The district court disagreed. It ruled that SmileDirectClub and Johnson “got what they bargained for” because the dispute had been “resolved using the rules of the [AAA].” Consequently, the district court determined that Johnson could pursue his claims in federal court while Nigohosian was bound by the prior court order compelling arbitration and was required to arbitrate her claims.
SmileDirectClub appealed. A divided panel of the Sixth Circuit ruled that, “The text of the [parties’ arbitration agreement] confirms that the parties didn’t intend to allow an administrator to short-circuit arbitration by refusing to appoint an arbitrator to answer this initial gateway question.” The majority stated:
It is unclear what the administrator was doing. There are two ways to view his decision. Perhaps the administrator independently interpreted the Agreement and read it to incorporate the Healthcare Policy Statement, which led the administrator to conclude that the parties did not intend to arbitrate the instant dispute without a post-dispute agreement or court order. Or perhaps the administrator was simply applying AAA’s Healthcare Policy Statement because he concluded that this case concerns healthcare and the AAA follows this policy no matter what a particular agreement says or what particular parties intended.

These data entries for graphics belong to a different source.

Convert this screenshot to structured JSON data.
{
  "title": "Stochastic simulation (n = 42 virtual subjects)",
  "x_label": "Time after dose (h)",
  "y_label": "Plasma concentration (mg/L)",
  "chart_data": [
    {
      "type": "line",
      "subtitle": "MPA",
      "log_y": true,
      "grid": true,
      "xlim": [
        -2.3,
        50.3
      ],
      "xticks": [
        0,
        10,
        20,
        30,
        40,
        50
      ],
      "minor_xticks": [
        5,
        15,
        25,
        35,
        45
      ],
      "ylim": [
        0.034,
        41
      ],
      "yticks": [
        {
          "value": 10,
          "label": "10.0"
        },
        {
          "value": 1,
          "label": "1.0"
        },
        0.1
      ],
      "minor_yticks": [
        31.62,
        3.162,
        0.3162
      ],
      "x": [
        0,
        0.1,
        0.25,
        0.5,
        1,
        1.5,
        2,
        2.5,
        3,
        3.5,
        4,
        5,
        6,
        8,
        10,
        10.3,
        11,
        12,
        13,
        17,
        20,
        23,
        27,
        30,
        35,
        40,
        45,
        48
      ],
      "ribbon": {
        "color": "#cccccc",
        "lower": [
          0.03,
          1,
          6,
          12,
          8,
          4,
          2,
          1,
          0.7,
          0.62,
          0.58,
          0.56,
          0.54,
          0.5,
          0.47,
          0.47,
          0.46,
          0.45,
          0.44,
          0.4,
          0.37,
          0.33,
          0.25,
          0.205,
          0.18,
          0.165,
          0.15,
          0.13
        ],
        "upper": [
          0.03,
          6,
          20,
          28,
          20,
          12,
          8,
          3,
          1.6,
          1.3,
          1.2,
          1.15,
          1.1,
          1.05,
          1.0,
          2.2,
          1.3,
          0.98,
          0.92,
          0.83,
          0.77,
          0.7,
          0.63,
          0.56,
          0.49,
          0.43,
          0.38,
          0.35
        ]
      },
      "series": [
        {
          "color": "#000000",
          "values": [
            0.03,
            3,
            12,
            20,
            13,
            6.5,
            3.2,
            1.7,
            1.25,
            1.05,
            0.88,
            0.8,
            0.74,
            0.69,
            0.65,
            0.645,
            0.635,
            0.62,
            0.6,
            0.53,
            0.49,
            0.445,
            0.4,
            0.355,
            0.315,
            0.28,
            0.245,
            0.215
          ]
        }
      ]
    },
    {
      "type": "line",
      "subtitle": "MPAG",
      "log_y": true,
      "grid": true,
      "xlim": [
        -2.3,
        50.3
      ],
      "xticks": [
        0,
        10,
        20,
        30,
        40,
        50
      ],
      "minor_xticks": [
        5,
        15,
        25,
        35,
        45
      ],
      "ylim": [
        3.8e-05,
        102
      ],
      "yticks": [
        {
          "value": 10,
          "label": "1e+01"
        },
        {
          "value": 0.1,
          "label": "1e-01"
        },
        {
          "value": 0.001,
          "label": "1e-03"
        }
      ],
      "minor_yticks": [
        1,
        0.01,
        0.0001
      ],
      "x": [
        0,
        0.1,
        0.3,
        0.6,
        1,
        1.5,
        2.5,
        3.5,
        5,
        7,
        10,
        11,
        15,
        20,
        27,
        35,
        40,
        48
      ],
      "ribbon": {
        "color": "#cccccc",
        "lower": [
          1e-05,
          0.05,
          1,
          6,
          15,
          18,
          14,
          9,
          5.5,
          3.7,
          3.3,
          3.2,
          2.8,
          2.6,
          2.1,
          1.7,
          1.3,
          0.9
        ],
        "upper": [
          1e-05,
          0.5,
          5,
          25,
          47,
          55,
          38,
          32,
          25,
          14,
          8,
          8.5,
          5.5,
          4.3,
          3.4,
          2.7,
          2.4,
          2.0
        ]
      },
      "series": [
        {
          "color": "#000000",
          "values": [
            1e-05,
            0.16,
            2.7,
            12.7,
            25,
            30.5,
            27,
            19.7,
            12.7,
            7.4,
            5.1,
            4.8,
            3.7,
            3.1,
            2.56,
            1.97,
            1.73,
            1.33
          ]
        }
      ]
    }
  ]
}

“Either way,” said the majority, “the end result was contrary to the text of the Agreement and the FAA.” Arbitrators and arbitral administrators “are distinct.” It is the arbitrator, not the administrator, who decides the merits of a dispute including what the parties intended by their agreement. And if, instead of interpreting the parties’ arbitration agreement, the AAA was applying its own “sound policy,” then that conduct too would contravene applicable law:
Although the AAA may choose for itself which claims it will arbitrate, it is not at liberty to “impose its own view of sound policy” regarding when or how parties should be allowed to arbitrate independent of the parties’ own choices in their contract.
The dissent argued that the AAA’s decision was consistent with the parties’ agreement:
Turning to the plain language of the agreement, the threshold question of what the agreement incorporated is readily apparent: [disputes] shall be resolved using the rules of the American Arbitration Association. . . . As part of the AAA rules, the AAA maintains consumer protocols that ensure a fair process in healthcare disputes. The Healthcare Policy Statement’s incorporation into the agreement was clear to anyone who read the AAA’s rules. The parties made their decision to abide by the rules when they signed the contract incorporating rules that included the Healthcare Policy Statement, but in my colleagues’ view, those rules may simply be disregarded if they interfere with requiring the parties to proceed with the arbitration.
Whether one agrees with the majority or the dissent, this ruling has significant implications for many disputes involving healthcare, consumer, and employment matters. The AAA has adopted due process protocols and policy statements regarding how the AAA will handle applications for arbitration in those areas. The majority’s ruling could deny the AAA the authority to apply those policies and to refuse to take cases that do not comply with those protocols and policy statements. Instead, application of those policies would be allocated to an arbitral panel. This could result in significant delay and expense while the panel is constituted and briefed before a decision on the applicability of these due process protocols and policies crystallizes.
Given its importance, this case may be headed towards en banc review by the Sixth Circuit or a certiorari petition to the U.S. Supreme Court.